Román Guillermo Meyer Falcón is a Mexican politician and member of the National Regeneration Movement. He was appointed to the Cabinet of Mexico as Secretary of Agrarian, Land, and Urban Development (SEDATU) by President Andrés Manuel López Obrador (AMLO) in December 2018.

==Education==
Román Meyer Falcón received his bachelor's degree in architecture from the Monterrey Institute of Technology and Higher Education, and a master's degree in Urban Management from the Polytechnic University of Catalonia in Barcelona, Spain. He has taught at the Universidad Iberoamericana.

==Professional career==
Co-founder of the firm Central Urbana, Meyer Falcón's projects focused on rescuing public spaces and working-class neighborhoods, public health, mobility, and public policies.

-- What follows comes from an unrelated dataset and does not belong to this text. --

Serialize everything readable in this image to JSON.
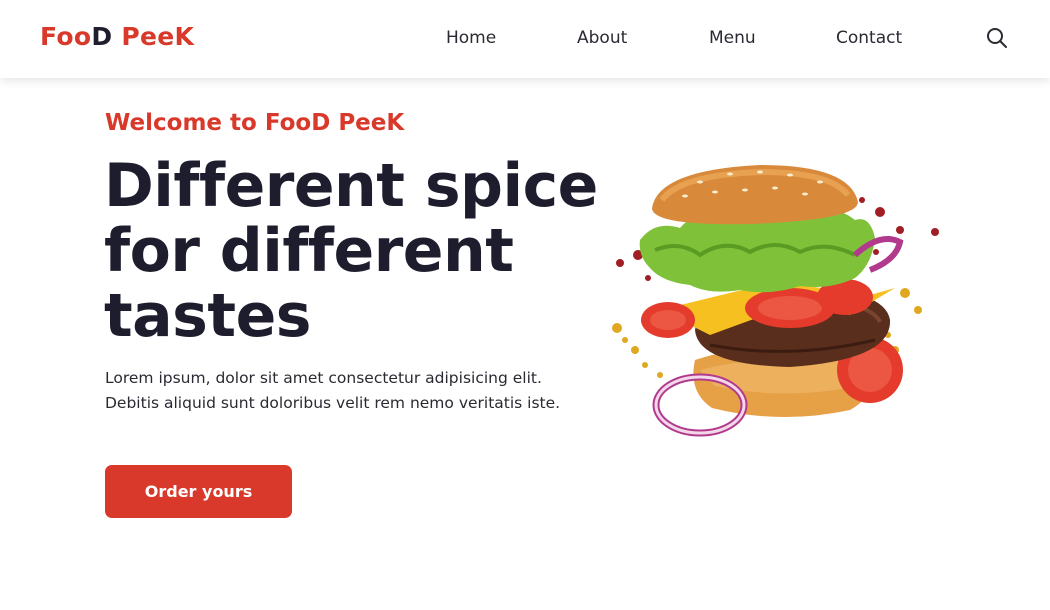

Meyer Falcón has worked at the Ministry of Health of Mexico City, where he carried out projects focused on improving the operation of the ministry and reducing costs.

As Secretary of Agrarian, Land, and Urban Development, Meyer Falcón has pushed for a new housing model that takes into account new social dynamics with a focus on human rights.

==Family and personal life==
Meyer Falcón's father is the historian Lorenzo Meyer, who is considered one of AMLO's principal ideologues. His mother is sociologist Romana Falcón.